Software changes planned to simplify IRMA sign-up
The system developed under the Cape Town Treaty to clarify ownership of aircraft and equipment is being made easier to use.

The system developed under the Cape Town Treaty to clarify ownership of aircraft and equipment is being made easier to use. Two years’ customer experience has driven changes aimed at improving International Registry of Mobile Assets (IRMA) processes used in recording individual financial interests.

Since its introduction in February 2006, the registry has concentrated on making the system more user friendly, a process that will continue for another few years. Software being introduced this month will add further enhancements and make registration “an order of magnitude faster,” according to Aviareto, a Dublin-based joint venture between telecommunications provider SITA and the Irish government, which has been entrusted with managing the IRMA system.

So far, the international asset registration procedure has been ratified by more than 20 of the 30-plus countries that signed the Cape Town Convention (see box). The Treaty, comprising the Convention plus the related Protocol on Aircraft Assets, reduces financial risk by clarifying ownership and identifying priorities of interest held in fixed- and rotary-wing aircraft and aircraft engines.

Aviareto has recently developed software called Searchpath to make system interrogation more open, especially for users seeking numerous records of assets with similar serial numbers. It also hopes to provide users with better accountability, so that title agents or lawyers, for example, can tender more detailed client invoices. Software is being modified to permit users to be named as both parties in sales transactions, a common financial industry practice.

In the future, registration under IRMA will permit simultaneous multiple transactions. At its simplest, this might involve an aircraft and two engines with three registrations each to identify the objects and parties involved–a scenario that would generate nine registrations.

Previously, with system users checking registered data for the aircraft and individual engines, other interested parties, including banks or lessors, were kept waiting online to provide, for example, consent to proceed. Now, second-generation software will permit customers to pre-arrange processes to expedite online processes.

The company also is introducing a registration page so that, for example, retained handling agents can be identified later. “We would not have thought of that without talking to the industry,” Aviareto managing director Rob Cowan told EBACE Convention News.

Aviareto has spent months visiting interested parties, especially in registration hotbeds like New York, Oklahoma City (home of the U.S. Federal Aviation Administration registry), and Dallas, Texas, where “lawyers are not reluctant to share their opinions,” said Cowan.

Other topics raised by users include the need for clearer identification of generic types, since aircraft registered in IRMA under one specific type will be found in searches only for that specific type.
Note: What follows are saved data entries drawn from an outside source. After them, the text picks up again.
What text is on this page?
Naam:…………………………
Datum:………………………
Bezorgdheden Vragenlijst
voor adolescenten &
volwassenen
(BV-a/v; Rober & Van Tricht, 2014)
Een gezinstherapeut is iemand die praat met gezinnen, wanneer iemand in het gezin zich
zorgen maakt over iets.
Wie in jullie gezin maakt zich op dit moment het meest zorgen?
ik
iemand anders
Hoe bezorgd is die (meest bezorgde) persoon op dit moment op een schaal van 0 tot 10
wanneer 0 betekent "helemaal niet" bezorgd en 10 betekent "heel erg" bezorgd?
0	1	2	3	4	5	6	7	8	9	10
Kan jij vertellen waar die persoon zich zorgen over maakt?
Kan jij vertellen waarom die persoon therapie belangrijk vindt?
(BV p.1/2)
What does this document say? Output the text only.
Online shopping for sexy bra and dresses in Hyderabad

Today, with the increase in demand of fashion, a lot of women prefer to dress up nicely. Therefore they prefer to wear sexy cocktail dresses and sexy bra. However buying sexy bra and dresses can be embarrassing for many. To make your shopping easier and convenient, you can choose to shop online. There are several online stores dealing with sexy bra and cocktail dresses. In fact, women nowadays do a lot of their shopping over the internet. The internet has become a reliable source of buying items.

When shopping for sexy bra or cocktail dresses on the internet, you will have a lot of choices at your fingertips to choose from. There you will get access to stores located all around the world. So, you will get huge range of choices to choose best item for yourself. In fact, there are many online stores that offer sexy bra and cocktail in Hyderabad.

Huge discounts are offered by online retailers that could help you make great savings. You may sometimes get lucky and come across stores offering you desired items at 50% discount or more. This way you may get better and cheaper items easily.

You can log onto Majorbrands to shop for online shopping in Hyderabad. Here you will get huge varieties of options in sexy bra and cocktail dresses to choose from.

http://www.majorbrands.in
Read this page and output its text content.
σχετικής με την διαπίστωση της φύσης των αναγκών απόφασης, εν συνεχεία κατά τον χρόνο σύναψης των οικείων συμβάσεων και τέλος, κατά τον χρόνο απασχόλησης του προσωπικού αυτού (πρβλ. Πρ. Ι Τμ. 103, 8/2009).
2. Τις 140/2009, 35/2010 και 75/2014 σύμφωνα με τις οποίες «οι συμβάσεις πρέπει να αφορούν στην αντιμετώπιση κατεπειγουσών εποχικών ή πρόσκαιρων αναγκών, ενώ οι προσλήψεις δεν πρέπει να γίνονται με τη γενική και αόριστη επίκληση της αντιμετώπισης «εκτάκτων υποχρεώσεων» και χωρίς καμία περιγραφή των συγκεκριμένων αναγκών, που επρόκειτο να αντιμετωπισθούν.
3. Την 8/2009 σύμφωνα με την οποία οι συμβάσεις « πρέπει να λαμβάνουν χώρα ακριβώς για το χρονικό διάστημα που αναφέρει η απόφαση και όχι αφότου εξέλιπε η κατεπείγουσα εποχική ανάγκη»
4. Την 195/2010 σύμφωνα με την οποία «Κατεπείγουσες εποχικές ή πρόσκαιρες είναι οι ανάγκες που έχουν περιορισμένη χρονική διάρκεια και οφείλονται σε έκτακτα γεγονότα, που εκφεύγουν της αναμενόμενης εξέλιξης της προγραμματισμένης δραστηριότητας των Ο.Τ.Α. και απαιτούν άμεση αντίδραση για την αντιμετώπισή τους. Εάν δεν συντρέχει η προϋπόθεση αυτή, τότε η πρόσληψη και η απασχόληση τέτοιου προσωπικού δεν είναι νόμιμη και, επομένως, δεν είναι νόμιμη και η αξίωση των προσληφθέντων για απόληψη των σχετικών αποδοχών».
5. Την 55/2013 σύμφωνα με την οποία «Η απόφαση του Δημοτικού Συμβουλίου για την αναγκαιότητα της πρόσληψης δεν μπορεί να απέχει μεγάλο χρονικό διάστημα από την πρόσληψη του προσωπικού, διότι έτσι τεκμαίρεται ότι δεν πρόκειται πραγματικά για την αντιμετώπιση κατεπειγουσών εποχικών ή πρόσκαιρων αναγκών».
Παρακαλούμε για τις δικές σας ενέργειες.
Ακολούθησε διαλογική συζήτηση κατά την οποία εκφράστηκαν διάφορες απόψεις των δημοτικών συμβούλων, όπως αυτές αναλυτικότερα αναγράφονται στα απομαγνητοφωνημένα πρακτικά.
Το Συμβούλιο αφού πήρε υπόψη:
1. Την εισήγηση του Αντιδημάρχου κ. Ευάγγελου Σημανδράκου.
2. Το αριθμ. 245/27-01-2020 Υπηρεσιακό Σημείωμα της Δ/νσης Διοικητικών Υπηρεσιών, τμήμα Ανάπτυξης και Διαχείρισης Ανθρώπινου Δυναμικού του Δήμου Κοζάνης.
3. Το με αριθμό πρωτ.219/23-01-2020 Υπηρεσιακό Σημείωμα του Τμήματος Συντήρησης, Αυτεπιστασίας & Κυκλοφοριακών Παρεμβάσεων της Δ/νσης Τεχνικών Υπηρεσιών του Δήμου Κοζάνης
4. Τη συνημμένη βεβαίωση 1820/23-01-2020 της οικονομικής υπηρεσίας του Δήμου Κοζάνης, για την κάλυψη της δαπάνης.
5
Customers want the system to accommodate name variations and to show, for example, all entries applicable to a given registered asset.

Cowan said manufacturers’ data can be inconsistent and their names might change. For example, are Piper PA-28, Cherokee, Cherokee Warrior, and Cherokee Lance all the same aircraft type? And who manufactured the airplane: Piper or New Piper?
Aviareto hopes improvements will allow users to obtain all relevant information at the beginning of the registration process. To that end, registrants are being required to use manufacturers’ serial numbers (MSNs) for aircraft, helicopters and engines.
Cowan emphasized that although Aviareto is a monopoly, it does not arbitrate asset-ownership disputes. Rather, it will provide information that courts can use
to settle disputes. Beginning in October, additional changes will facilitate easier correction and amendment of IRMA entries.

A major enhancement has been registration of multiple ownership of assets, typically to accommodate fractional ownership programs. Since last June, 13 percent of new registered aircraft assets and three percent of engine-asset registrations have involved such acquisitions, although there has been just one registration of a helicopter fractional asset.

Not all fractional ownership operators have accepted IRMA registration. “Some fleet managers have embraced it and encourage registration by their customers, but others have yet to see why they should,” said Cowan. “They might not like the cost and hassle of registering small portions.” To register an aircraft and two engines costs $100; a search costs $3; and the price for a user license is $200.

Nevertheless, fractional ownership executives do seem to see some value in registration. “It is clear that some resistant managers are requiring customers to register their disposal of the asset back to the frax program to protect themselves by proving their return ownership,” explained Cowan.

So, after two years, how many parties have registered interests in how many assets? Cowan believes that quoting numbers in such terms would be a misleading measure of project success because of multiple registrations of multiple elements in a single transaction. “We can say that 5,000 search certificates have been issued and that there have been 4,000 registration sessions,” he stated. Aviareto is seeing applications from more than 500 potential new users each month.